A Better Way to Index Cited Authors

In my dissertation, I have two indices after my bibligraphy: Index of Subjects and Authors of Referenced Work.  In LaTeX, I had been using the index package for my purposes; this page provides a decent overview of the alternatives. The system works fairly well. Every time you find a place in the text which should be referenced by the index, you type \index{subject} for the ‘default’ index or \index[topic]{subject} for the special topic’s index. Then it ensures that there is a line subject in the index, and that the line has a page number at the end corresponding to where you inserted the \index command. Okay so far. You have to run makeindex during the document build sequence. Works as well as can be expected.

Trouble is, I am creating this list of authors, and basically I have to:

  • type an \index command for every author referred to by a \cite
  • make sure they are consistent
  • type or copy these names that are already in my BibTeX database
  • reformat them so they are properly alphabetized.

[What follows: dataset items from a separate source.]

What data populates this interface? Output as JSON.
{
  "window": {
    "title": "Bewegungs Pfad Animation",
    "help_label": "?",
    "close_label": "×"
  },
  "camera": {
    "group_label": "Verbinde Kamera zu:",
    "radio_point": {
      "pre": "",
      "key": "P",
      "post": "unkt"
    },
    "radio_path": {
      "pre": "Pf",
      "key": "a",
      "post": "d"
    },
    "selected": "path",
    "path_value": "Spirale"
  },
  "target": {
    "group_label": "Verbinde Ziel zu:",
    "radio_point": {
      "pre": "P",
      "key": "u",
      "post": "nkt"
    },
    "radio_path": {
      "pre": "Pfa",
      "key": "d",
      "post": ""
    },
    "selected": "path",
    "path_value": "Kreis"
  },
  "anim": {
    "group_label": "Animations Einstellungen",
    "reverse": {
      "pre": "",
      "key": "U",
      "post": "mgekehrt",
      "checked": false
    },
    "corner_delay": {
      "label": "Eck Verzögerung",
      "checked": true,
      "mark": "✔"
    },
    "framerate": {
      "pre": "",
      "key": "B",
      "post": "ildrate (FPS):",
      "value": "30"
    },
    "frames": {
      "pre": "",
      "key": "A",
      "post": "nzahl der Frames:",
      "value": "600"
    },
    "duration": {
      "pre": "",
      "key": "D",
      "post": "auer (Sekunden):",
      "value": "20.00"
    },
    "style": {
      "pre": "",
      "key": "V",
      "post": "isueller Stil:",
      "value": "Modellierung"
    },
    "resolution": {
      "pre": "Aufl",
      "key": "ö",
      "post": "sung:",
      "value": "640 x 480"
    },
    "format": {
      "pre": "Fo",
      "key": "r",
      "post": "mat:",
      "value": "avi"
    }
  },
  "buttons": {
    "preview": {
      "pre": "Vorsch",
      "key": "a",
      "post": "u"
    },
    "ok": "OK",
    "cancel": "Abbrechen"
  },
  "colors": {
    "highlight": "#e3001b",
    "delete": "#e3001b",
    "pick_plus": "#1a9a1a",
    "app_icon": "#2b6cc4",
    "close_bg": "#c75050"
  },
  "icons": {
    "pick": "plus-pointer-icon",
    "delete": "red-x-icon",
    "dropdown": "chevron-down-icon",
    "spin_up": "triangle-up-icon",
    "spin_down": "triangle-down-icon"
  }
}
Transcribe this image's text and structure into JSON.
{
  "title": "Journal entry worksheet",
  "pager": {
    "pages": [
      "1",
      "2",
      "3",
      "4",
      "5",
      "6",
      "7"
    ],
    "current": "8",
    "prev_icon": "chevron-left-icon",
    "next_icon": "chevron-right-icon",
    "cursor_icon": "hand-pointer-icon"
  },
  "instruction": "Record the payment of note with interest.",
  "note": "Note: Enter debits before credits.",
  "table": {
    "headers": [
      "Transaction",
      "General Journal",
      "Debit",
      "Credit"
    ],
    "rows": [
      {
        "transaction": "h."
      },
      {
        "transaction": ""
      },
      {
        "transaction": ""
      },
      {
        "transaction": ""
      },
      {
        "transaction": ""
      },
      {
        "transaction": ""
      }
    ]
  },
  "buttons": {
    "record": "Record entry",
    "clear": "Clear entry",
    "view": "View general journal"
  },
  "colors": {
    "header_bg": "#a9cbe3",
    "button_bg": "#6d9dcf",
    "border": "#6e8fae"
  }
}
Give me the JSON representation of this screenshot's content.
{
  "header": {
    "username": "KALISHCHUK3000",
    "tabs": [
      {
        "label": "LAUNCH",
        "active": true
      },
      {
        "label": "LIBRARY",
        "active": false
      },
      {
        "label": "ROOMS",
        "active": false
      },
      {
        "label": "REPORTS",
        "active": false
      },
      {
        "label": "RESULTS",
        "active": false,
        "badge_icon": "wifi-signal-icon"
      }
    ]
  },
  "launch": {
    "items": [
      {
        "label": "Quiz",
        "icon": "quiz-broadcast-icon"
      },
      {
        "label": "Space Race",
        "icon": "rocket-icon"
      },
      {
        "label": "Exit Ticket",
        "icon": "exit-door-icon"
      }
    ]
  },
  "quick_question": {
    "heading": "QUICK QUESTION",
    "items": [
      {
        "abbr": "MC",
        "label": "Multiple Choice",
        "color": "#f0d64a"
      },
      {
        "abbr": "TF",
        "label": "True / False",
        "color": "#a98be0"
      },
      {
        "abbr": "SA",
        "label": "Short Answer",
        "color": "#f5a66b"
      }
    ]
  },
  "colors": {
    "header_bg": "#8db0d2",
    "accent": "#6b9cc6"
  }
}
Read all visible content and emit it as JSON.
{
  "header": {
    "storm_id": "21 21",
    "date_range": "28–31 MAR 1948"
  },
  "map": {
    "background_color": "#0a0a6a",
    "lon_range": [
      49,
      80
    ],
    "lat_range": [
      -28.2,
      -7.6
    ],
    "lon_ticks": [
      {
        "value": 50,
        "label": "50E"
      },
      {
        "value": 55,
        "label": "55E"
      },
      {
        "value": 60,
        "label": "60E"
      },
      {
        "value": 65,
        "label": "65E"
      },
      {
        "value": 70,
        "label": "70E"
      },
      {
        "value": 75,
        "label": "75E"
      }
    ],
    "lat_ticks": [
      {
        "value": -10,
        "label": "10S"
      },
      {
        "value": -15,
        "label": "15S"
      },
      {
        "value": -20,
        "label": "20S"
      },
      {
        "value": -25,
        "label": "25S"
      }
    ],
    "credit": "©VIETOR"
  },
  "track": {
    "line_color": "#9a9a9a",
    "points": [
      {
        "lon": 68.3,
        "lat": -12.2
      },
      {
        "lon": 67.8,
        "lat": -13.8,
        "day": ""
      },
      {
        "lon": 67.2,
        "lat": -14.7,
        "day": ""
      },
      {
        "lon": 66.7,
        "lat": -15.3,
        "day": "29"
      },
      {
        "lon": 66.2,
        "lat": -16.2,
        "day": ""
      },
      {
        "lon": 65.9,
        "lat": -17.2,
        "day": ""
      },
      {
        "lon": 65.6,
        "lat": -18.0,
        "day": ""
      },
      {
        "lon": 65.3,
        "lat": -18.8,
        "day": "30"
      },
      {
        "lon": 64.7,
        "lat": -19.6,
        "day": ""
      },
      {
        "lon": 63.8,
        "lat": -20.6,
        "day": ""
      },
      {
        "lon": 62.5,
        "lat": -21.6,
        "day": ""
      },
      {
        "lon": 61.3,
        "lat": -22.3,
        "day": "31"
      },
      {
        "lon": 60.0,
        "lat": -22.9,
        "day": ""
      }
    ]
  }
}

So painful. Why would I do this to myself?

A cursory look at the file formats indicates that doing this ad hoc in a script is going to be hard. Enter authorindex, the package that gives me what I want. It pores over document.aux for bibliography information, then processes it so you get a list of authors and page numbers, and formats this as something which looks like an index. Pretty tight. It will save your back. Check it out.